CHROUM-BADABAN a dit…

Oui, c'est très "parlant" et très imagé. Passionnant ! Et je dis ça en tant qu'anticlérical de base très borné et envers toute les religions !
Pourtant, un jour je me suis surpris a dire à une pédopsychiatre qui bossait dans mon établissement et qui n'en foutait pas une rame du "haut" de son savoir devenu complètement indigent au fil du temps, si jamais ce "savoir universitaire" avait jamais existé, bref je lui ai dit : au moins, les cathos, quand ils travaillent, ont une morale exigeante qui fait parfois défaut aux athées ! Elle m'a rétorqué, outrée, que les laïcs avaient tout autant de morale et d'exigence. Ce qui, venant de sa part, m'avait bien fait rire !
Parce que c'est vrai, j'ai beau ne pas aimer les religieuses, que je considère en gros comme des grenouilles, je dois admettre qu'elles s'investissent parfois corps et âme et avec intelligence et sensibilité pour ceux dont elles ont la charge, plus que certains profs pétris de bonne culture et de bon sentiments mais qui lâchent lorsqu'il faut y aller à fond ...

Calyste a dit…

Chroum : depuis le temps que tu lis mes billets, tu dois savoir ce que je pense de tout ça. J'ai aimé ces femmes parce qu'elles étaient des êtres humains, non parce qu'elles étaient des religieuses (j'avais même un a priori certain avant de les connaître et m'étais totalement éloigné de la religion après la mort scandaleuse de ma sœur à seulement 11 ans.).
Ce que je hais, ce n'est pas une religion ou une autre, c'est ce qu'en font certains par hypocrisie, opportunisme et connerie. J'inclus dans cette haine la laïcité quand elle devient elle-même une religion.
J'ai dit que, pour moi, c'étaient avant tout des femmes, donc avec leurs défauts comme les autres : l'orgueil, la vanité,l'indifférence aux autres parfois, peut-être même une certaine mièvrerie. Celles que je cite avaient aussi certainement des défauts mais elles ne m'ont montré le plus souvent que leur "âme" (j'espère que ce mot ne te fera pas bondir).

CHROUM-BADABAN a dit…

Si tu veux la République, la chose publique, me tient plus que n'importe quelle religion.

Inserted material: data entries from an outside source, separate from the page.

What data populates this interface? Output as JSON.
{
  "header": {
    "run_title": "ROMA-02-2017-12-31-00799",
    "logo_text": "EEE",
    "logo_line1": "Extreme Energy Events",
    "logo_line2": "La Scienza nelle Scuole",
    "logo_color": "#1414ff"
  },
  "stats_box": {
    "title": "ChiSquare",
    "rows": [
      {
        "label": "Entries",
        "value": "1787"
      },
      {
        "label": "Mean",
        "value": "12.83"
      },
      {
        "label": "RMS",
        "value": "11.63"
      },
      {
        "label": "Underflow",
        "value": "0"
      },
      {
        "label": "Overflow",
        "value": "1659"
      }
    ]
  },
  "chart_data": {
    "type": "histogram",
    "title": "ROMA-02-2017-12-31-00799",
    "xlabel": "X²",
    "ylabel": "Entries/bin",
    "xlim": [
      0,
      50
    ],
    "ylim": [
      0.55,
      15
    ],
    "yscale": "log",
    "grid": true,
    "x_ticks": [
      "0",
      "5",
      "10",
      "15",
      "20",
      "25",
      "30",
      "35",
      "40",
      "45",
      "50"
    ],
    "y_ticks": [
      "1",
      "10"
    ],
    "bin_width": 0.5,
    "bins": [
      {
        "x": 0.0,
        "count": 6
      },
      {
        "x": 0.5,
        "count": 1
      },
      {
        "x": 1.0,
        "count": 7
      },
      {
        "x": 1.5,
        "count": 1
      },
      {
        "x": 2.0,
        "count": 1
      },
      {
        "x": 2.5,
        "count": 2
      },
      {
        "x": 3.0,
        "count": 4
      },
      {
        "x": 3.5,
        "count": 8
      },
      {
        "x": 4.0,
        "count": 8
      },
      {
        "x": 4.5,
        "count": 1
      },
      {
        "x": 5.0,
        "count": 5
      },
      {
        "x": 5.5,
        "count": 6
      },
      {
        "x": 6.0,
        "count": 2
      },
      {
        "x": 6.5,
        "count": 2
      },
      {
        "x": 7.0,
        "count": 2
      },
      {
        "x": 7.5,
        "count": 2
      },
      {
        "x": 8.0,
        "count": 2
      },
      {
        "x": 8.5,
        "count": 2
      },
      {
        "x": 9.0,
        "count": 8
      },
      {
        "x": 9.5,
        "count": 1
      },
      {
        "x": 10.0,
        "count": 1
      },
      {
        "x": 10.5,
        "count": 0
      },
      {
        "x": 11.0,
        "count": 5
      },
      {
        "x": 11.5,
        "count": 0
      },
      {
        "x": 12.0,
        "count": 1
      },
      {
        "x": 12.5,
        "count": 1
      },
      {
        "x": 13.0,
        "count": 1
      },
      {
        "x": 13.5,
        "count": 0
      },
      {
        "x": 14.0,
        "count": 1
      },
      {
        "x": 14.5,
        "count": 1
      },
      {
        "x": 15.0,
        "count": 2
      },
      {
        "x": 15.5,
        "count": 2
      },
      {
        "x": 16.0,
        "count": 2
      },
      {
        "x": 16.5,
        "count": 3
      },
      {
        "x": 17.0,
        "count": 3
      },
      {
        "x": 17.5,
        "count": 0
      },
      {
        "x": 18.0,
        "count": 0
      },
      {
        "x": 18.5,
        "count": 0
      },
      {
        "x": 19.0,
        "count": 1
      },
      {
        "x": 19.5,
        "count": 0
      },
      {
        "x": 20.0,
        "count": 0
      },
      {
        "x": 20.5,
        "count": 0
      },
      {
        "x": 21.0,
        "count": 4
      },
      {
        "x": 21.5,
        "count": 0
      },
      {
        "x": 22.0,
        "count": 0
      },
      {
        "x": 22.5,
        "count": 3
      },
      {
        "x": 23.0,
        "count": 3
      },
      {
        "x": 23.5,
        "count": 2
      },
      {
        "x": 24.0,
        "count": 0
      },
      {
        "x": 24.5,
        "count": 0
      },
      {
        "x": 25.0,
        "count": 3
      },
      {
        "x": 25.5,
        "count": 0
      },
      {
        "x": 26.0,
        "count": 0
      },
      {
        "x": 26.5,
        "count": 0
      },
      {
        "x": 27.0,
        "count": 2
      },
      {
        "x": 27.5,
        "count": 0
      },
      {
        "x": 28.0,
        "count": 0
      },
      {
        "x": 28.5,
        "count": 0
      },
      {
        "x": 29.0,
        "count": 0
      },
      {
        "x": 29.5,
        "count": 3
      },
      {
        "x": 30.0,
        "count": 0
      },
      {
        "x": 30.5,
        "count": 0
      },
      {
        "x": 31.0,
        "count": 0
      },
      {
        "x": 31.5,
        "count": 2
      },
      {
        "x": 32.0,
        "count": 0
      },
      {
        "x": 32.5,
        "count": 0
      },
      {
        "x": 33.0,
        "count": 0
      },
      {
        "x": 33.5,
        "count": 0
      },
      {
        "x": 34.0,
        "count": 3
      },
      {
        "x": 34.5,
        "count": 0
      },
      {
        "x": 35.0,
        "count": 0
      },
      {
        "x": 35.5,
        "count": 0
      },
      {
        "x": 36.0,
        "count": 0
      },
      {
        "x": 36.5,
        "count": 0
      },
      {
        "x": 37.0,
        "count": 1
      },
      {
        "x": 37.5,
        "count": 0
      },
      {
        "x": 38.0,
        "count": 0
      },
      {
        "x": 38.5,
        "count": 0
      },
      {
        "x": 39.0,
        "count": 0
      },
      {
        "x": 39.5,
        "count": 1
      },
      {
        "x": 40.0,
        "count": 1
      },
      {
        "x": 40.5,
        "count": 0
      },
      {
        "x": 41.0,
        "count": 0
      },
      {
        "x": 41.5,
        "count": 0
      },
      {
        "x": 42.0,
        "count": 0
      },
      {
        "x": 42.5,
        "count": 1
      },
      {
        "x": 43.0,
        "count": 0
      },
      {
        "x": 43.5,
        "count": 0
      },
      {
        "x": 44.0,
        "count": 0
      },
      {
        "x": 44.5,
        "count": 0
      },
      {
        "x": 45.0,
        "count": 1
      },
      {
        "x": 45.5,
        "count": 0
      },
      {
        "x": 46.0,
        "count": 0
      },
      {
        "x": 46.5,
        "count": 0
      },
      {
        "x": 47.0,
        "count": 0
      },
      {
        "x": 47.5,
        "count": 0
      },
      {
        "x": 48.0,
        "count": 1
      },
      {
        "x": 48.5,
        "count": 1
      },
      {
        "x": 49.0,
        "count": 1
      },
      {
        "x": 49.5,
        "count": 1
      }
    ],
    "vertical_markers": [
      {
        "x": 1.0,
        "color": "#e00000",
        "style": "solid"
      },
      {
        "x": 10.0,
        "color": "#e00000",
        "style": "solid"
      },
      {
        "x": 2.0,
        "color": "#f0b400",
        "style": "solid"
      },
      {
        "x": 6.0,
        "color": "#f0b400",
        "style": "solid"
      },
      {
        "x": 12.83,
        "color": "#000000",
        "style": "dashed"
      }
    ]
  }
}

J'en ferais presque une religion ! L'égalité entre les hommes, oui, et la religion en son for intérieur, si on y tient. Sans prosélytisme.
Il y a quelques jours j'étais dans une réunion et un intervenant a commencé comme ça : nous tous qui sommes fils de dieu ... Là je me suis dis "mon pote, si je suis fils de dieu, dieu doit être un sacré con pour m'avoir ainsi conçu !"
La laïcité est actuellement devenue une religion fourretout à la mode. Histoire de faire chier les musulmans que je déteste tout autant que les cathos et les autres religieux !
Quand aux athées, quand ils s'escriment à démontrer l'inexistence de dieu, ils me font bien rire !
Je suis simplet sur la question religieuse : moins on en parle, mieux je me porte !

Cornus a dit…

Eh bien dis donc, cela en fait des religieuses qui gravitaient autour de toi, je n'aurais pas pensé qu'il y en eût autant. Belle galerie de portraits et bonne mémoire en tout cas.

Calyste a dit…

Chroum : entièrement d'accord avec ton premier paragraphe. Quant à la phrase de l'intervenant, je la trouve déplacée : ou c'est un con ou c'est un provocateur.

Cornus : il y en avait encore quelques autres qui ne m'ont pas laissé de souvenir particulier. Nous les croisions à l'occasion, le collège se trouvant dans le même bâtiment que leur couvent.

Cornus a dit…

Honnêtement, je pense que j'aurais eu du mal à m'habituer à la présence d'autant de femmes ou d'hommes d'église, d'abord parce que mon tropisme "naturel" m'en aurait éloigné. Après, avec le hasard des circonstances, si je m'était retrouvé là, me connaissant, de m'y serais fait (eux auraient aussi dû se faire à moi) et tout porte à croire que j'aurais pu avoir de bons rapports avec certaines (certains) et peut-être des amitiés.

Calyste a dit…

Cornus : comme je l'ai dit, elles étaient avant tout des êtres humains et non des sœurs.
Comme tu l'as sans doute vu, je ne considère pas les êtres par rapport à leurs fonctions mais par rapport à ce qu'il sont profondément.